What matters? Suggestion: intelligence requires the system to work out its own behaviour using its own assessment of its situation. (Do LLMs do that?)
Block, N. (1981), ‘Psychologism and Behaviourism’;
Searle, J R (1980), ‘Minds, Brains, and Programs’;
Turing, A M (1950), ‘Computing Machinery and Intelligence’.
INTRODUCTION TO THE PHILOSOPHY OF MIND: SESSION VI
Might some machines be conscious?
Descartes thought animals are insentient machines: they don’t e.g. feel pain or pleasure. In L’homme Machine (1747) La Mettrie argued that we too are machines – in which case the answer to our question is yes. So let’s say a machine is any system controlled by a computer. Some people treat their chatbots – controlled by large language models (LLMs) – as conscious. And there are reasons to think LLMs can’t make machines conscious (see below). But does the same go for all possible machines? Some salient points:

LLMs. The behaviour of LLMs results from processes designed to produce outputs with the highest probability of being acceptable given the (likely very large) input. This probability is based on text scraped from the internet. But is the right behaviour enough? Doesn’t the nature of the internal processing matter?

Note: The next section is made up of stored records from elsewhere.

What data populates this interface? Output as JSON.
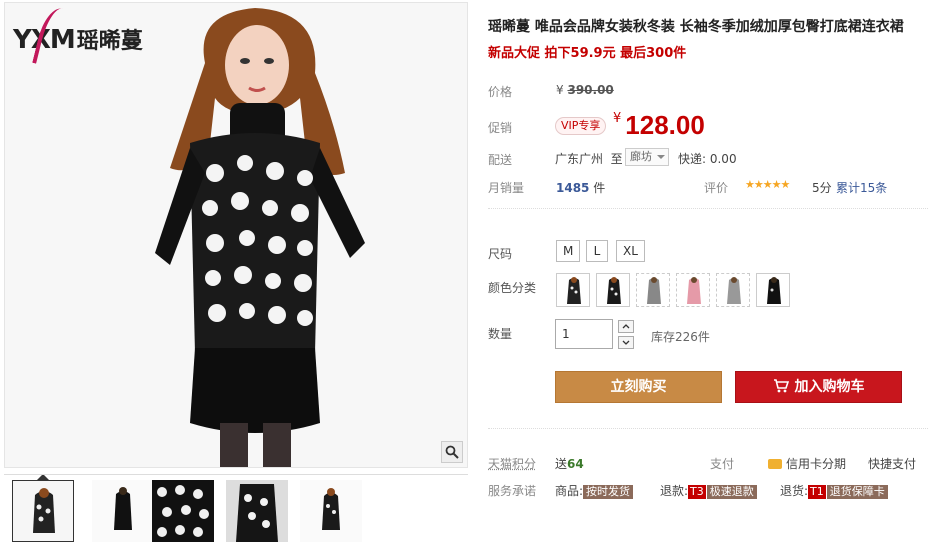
{
  "brand": {
    "logo_latin": "YXM",
    "logo_cn": "瑶晞蔓"
  },
  "product": {
    "title": "瑶晞蔓 唯品会品牌女装秋冬装 长袖冬季加绒加厚包臀打底裙连衣裙",
    "subtitle": "新品大促 拍下59.9元 最后300件"
  },
  "price": {
    "label": "价格",
    "currency": "¥",
    "original": "390.00",
    "promo_label": "促销",
    "vip_badge": "VIP专享",
    "promo": "128.00"
  },
  "shipping": {
    "label": "配送",
    "from": "广东广州",
    "to_word": "至",
    "destination": "廊坊",
    "fee": "快递: 0.00"
  },
  "sales": {
    "label": "月销量",
    "count": "1485",
    "unit": "件",
    "rating_label": "评价",
    "stars": "★★★★★",
    "score": "5分",
    "reviews": "累计15条"
  },
  "options": {
    "size_label": "尺码",
    "sizes": [
      "M",
      "L",
      "XL"
    ],
    "color_label": "颜色分类",
    "color_count": 6
  },
  "quantity": {
    "label": "数量",
    "value": "1",
    "stock": "库存226件"
  },
  "actions": {
    "buy": "立刻购买",
    "cart": "加入购物车"
  },
  "points": {
    "label": "天猫积分",
    "prefix": "送",
    "value": "64",
    "pay_label": "支付",
    "credit": "信用卡分期",
    "quick": "快捷支付"
  },
  "service": {
    "label": "服务承诺",
    "goods_label": "商品:",
    "goods_tag": "按时发货",
    "refund_label": "退款:",
    "refund_code": "T3",
    "refund_tag": "极速退款",
    "return_label": "退货:",
    "return_code": "T1",
    "return_tag": "退货保障卡"
  },
  "colors": {
    "accent_red": "#c40000",
    "buy_orange": "#c88a45",
    "cart_red": "#c8161d"
  }
}
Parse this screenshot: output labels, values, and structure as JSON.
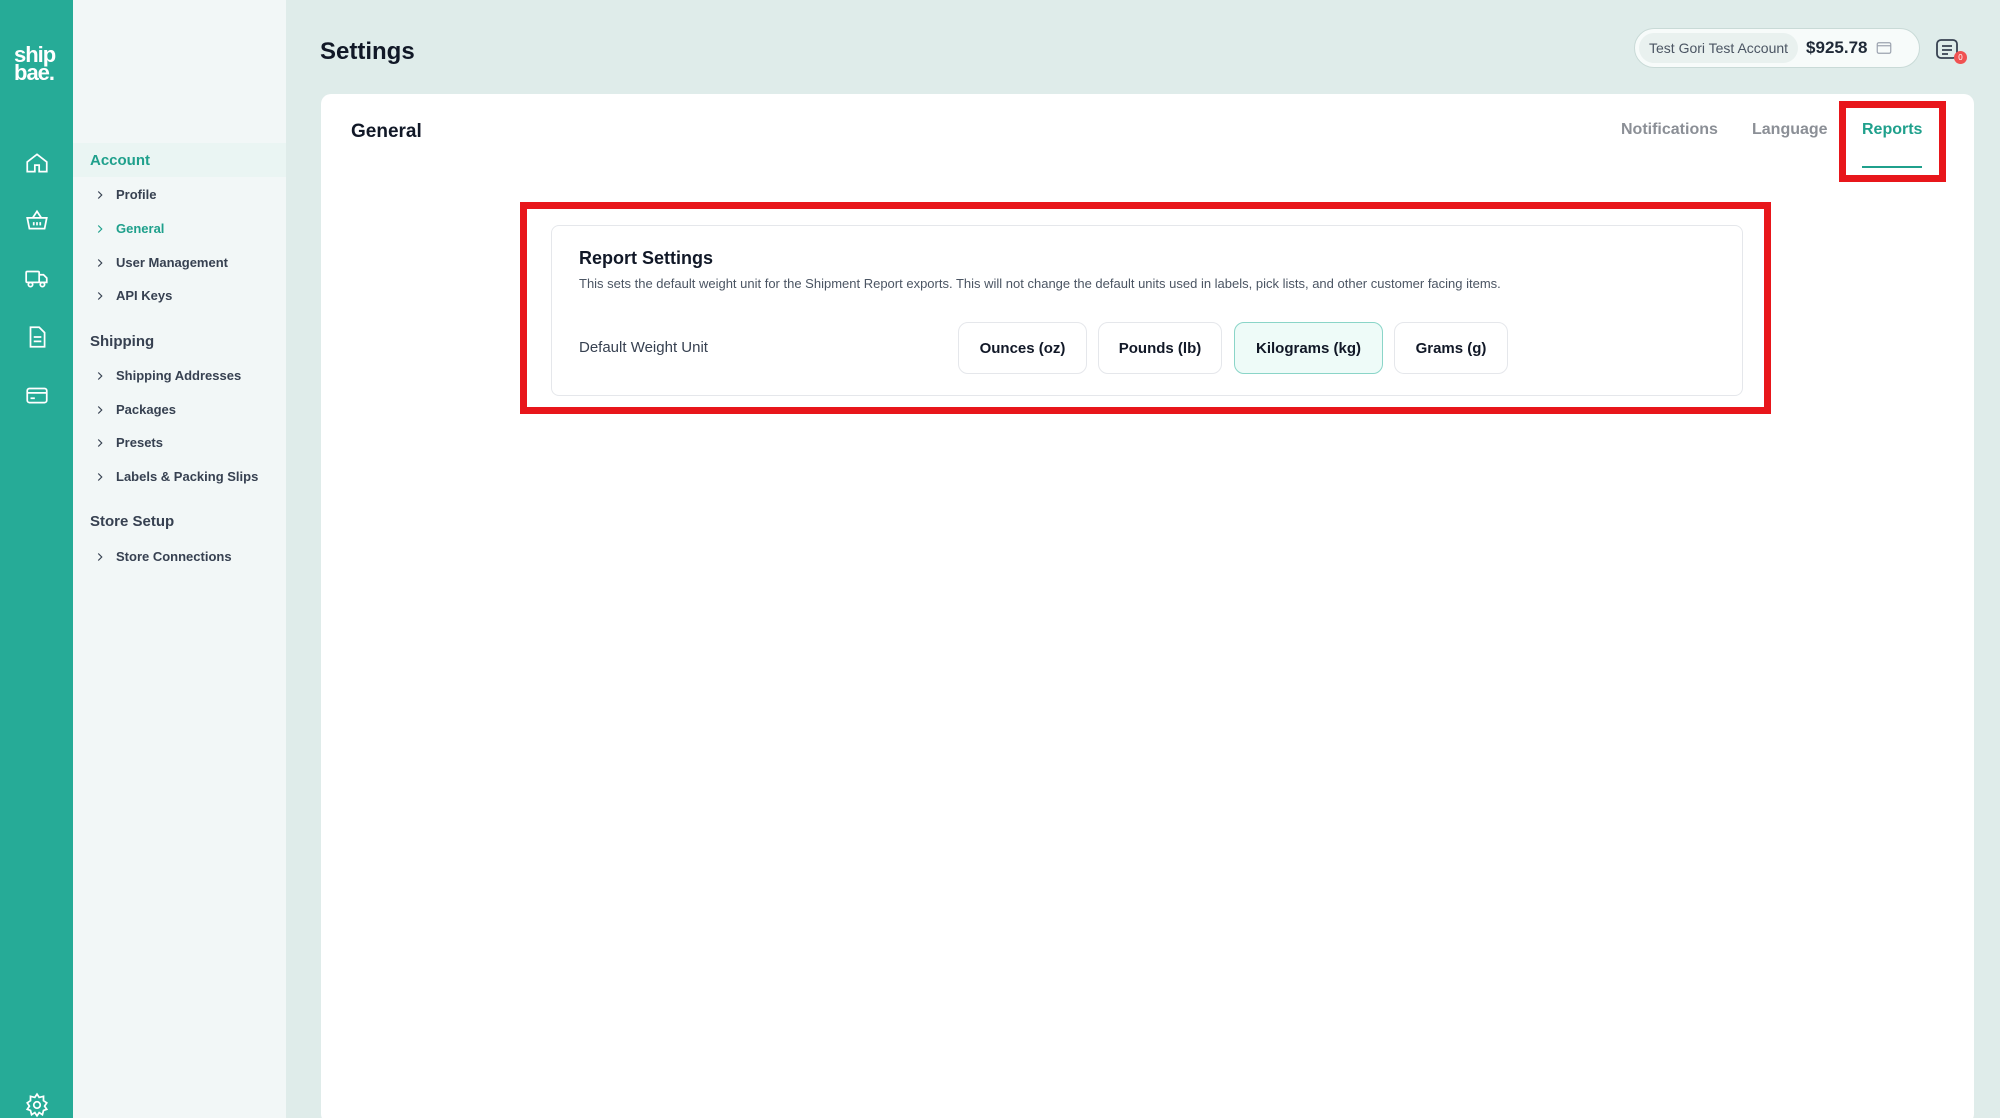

What is that nature? ‘Conscious’ is a word from ‘folk’ psychology, by which we characterize and explain our behaviour and thoughts in terms of beliefs, desires, sensations, emotions, and so on. Folk psychology requires conscious subjects to be able to collect information via their sense organs: toperceive. And this information must be usable by the subject – so the perceiver must have its own goals in the light of which it monitors its behaviour. Do LLMs fit this requirement? Doubtful.
Does biology matter? Some people think computers are not made of the right sort of stuff. But does it matter what they are made of, provided they do the right things? It doesn’t matter for computers! Perhaps functionalism offers the best approach.
An unbridgeable gap. Experiences seem to be utterly different in kind from physical processes. And Leibniz was right that if there were a conscious machine, just staring at it would not by itself explain its consciousness (handout IV). But functionalism holds there is no more to consciousness than for the right functions to be performed – and clearly you would not necessarily learn the functions of a process by looking at it. The idea, then, is that if the right functions are performed, there is something it is like regardless of what performs them. There is indeed an unbridgeable gap between knowing what functions are being performed and knowing what it is like for the subject, but none (according to functionalism) between performance of the right functions and consciousness.
But what are the right functions? Rough suggestion: a system is conscious if sensory information is forced into it so as to act on its processes of interpretation, assessment, and decision making, regardless of the relevance of that information to the system’s own goals. (Of course vastly more could be said.)
What do you think, then, so far? Might a machine be conscious?